With only a few exceptions, I’ve always bound my quilts by sewing the binding to the front of the quilt by machine, and then wrapping the binding around to the back of the quilt and sewing it down by hand. I expect that I will always finish my show and “heirloom” quilts this way, but I have been thinking for quite a while about how I can speed up the process for utility quilts. Especially now that I’ve become enthralled with sew-alongs, the number of quilts in the to-be-finished pile is growing, and I’m finding it challenging to keep up with myself!
I’d done some experimenting, but had not settled on a method I was entirely happy with, when a couple of the ladies at the Muskegon Lakeshore Sewing store told me about the flange binding method demonstrated by Jenny Doan of the Missouri Star Quilt Company.
I was so impressed! The finished binding looks like it has been accented with fine piping – adding a fun design element at the same time as offering a relatively quick machine-sewing finish.
Since then, I’ve done quite a bit of research and found a number of different ways to achieve this effect. I’m going to share what works for me – but please remember, this is only 1 of the many ways to do this. 🙂
There is quite a bit of preparation for this method, but I find that each step is an important factor in ensuring a hassle-free result at the end.
Ronan “assisting” me with binding prep – he was escorted upstairs shortly after this and remained banished for the rest of the process.
Cascade II from Colorwash Bargello Quilts by Beth Ann Williams, quilted and pinned to the design wall, ready for a sleeve and binding
It actually only took me about 2 1/2 hours cumulatively to complete the all-over free-motion quilting, but I had to break the time up into smaller increments so as to not overtax my body – taking into account MS, spinal stenosis, degenerative disc disease, chronic pain & peripheral neuropathy (among other things). Whew!
I’ve squared up the quilt and cut off the excess batting and backing fabric. Before I add the binding, I’m going to add a hanging sleeve. Typically, hanging sleeves are at least partially, if not completely, hand-sewn, but I developed my own methods so as to spare some of the wear and tear on my hands. It’s also super quick to do. 🙂
Note: I included this method in my book, Colorwash Bargello Quilts, as well as the more traditional way to add a formal sleeve. I use this easy sleeve on almost all of my quilts, whether they are teaching samples, personal quilts, or art quilts.
Easy (No Hand-Sewing) Sleeve:
Measure the width of the longest border at the upper end of the quilt (or longest horizontal seam near the top of the quilt). Double this measurement, and add 3/8″ to determine the width of your sleeve. In this case, the border measures 4″ wide, so I’ll cut the sleeve 8 3/8″ wide.
Measuring the width of the upper border (I’m working with the quilt upside-down)
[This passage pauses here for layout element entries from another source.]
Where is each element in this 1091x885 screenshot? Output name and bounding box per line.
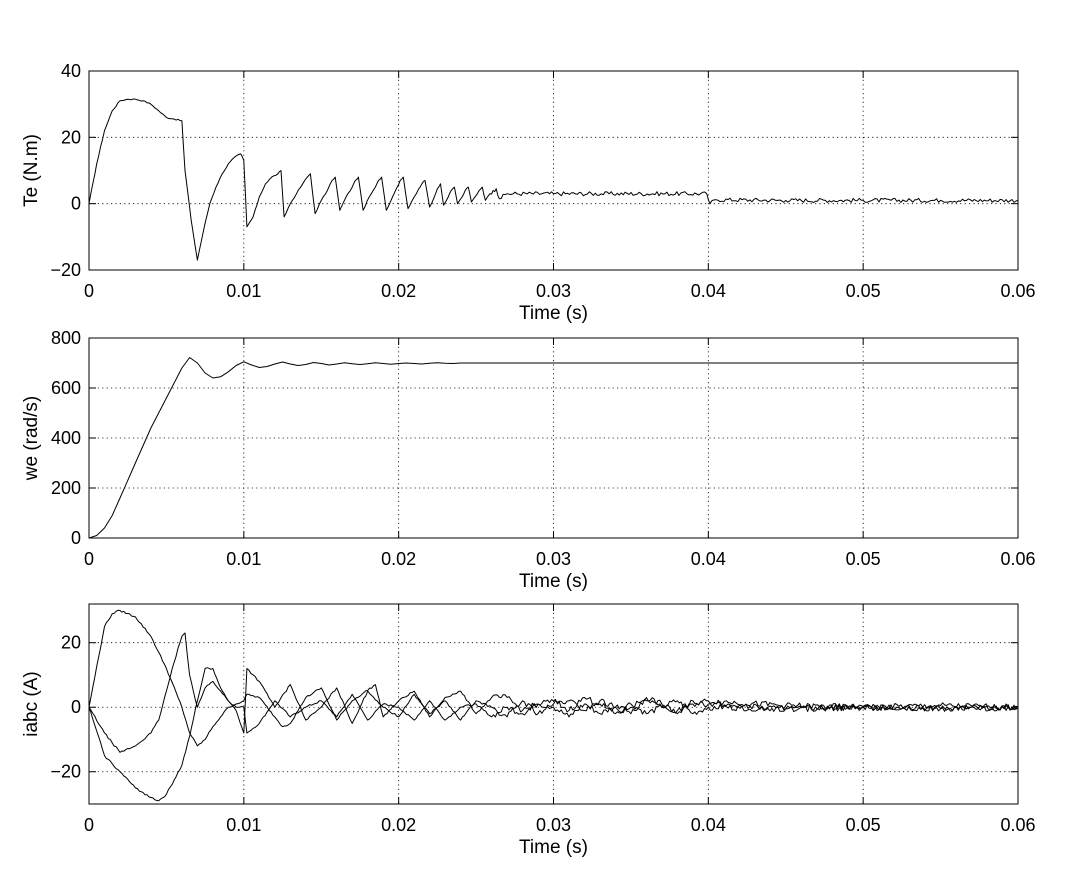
speed-ytick-label: 0	[71, 528, 81, 548]
speed-xtick-label: 0.03	[536, 549, 571, 569]
speed-subplot: 0 0.01 0.02 0.03 0.04 0.05 0.06 0 200 400 600 800 Ti…	[21, 328, 1036, 592]
speed-ytick-label: 200	[51, 478, 81, 498]
torque-xaxis-label: Time (s)	[519, 303, 588, 324]
torque-series-line-1	[89, 98, 1018, 261]
current-series-line-3	[89, 667, 1018, 802]
speed-xtick-label: 0.04	[691, 549, 726, 569]
current-xtick-label: 0.04	[691, 815, 726, 835]
current-series-line-2	[89, 632, 1018, 753]
current-ytick-label: −20	[50, 762, 81, 782]
current-subplot: 0 0.01 0.02 0.03 0.04 0.05 0.06 −20 0 20 Time (s) i…	[21, 603, 1036, 858]
torque-xtick-label: 0	[84, 281, 94, 301]
current-ytick-label: 0	[71, 697, 81, 717]
speed-xtick-label: 0.06	[1000, 549, 1035, 569]
current-xtick-label: 0.06	[1000, 815, 1035, 835]
speed-ytick-label: 600	[51, 378, 81, 398]
current-series-line-1	[89, 609, 1018, 747]
torque-xtick-label: 0.01	[226, 281, 261, 301]
current-yaxis-label: iabc (A)	[21, 671, 42, 736]
torque-xtick-label: 0.04	[691, 281, 726, 301]
speed-xtick-label: 0.02	[381, 549, 416, 569]
torque-ytick-label: 20	[61, 127, 81, 147]
torque-yaxis-label: Te (N.m)	[21, 134, 42, 207]
torque-xtick-label: 0.05	[846, 281, 881, 301]
torque-xtick-label: 0.02	[381, 281, 416, 301]
torque-xtick-label: 0.06	[1000, 281, 1035, 301]
torque-xtick-label: 0.03	[536, 281, 571, 301]
speed-series-line-1	[89, 357, 1018, 538]
speed-xtick-label: 0.05	[846, 549, 881, 569]
current-xtick-label: 0.02	[381, 815, 416, 835]
speed-yaxis-label: we (rad/s)	[21, 396, 42, 481]
speed-xtick-label: 0.01	[226, 549, 261, 569]
speed-xtick-label: 0	[84, 549, 94, 569]
torque-ytick-label: 0	[71, 194, 81, 214]
current-xtick-label: 0	[84, 815, 94, 835]
speed-xaxis-label: Time (s)	[519, 571, 588, 592]
current-xtick-label: 0.03	[536, 815, 571, 835]
torque-ytick-label: 40	[61, 61, 81, 81]
current-ytick-label: 20	[61, 633, 81, 653]
current-xtick-label: 0.01	[226, 815, 261, 835]
speed-ytick-label: 400	[51, 428, 81, 448]
current-xtick-label: 0.05	[846, 815, 881, 835]
current-xaxis-label: Time (s)	[519, 837, 588, 858]
torque-ytick-label: −20	[50, 260, 81, 280]
speed-ytick-label: 800	[51, 328, 81, 348]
I’ve layered my quilt top, Hobb’s Heirloom Fusible Batting, and backing fabric, and fused the layers together. It’s a little unusual, but when I use fusible batting, I like to rough cut my batting about 2″ bigger all around than the quilt top and the backing fabric about 4″ bigger all around than the quilt top. This allows me to wrap the extra backing fabric around to the front and cover up the exposed batting – which helps keep the heat-activated adhesive in the batting from getting on my iron when I press around the outer edges of the quilt. (This extra fabric and batting gives me something to hold onto when stitching close to the edges of the quilt.)
When I use fusible batting, I like to wrap extra backing fabric around to the front to cover up the exposed batting. No worries if it looks messy – it will all get cut off when I’m finished quilting.
I’ve decided to go with the variegated pastel Rainbows thread as my top thread and pale yellow Bottom Line in my bobbin. I’m using a Schmetz Embroidery needle, size 80, as this particular spool is one of the very early batches of this thread, and is a little more delicate than later versions. The Embroidery needle has a groove on the shaft that will help reduce friction on the thread, and therefore reduce the possibility of fraying or breakage.
On a quilt like this, I usually start on one corner and work my way across the quilt.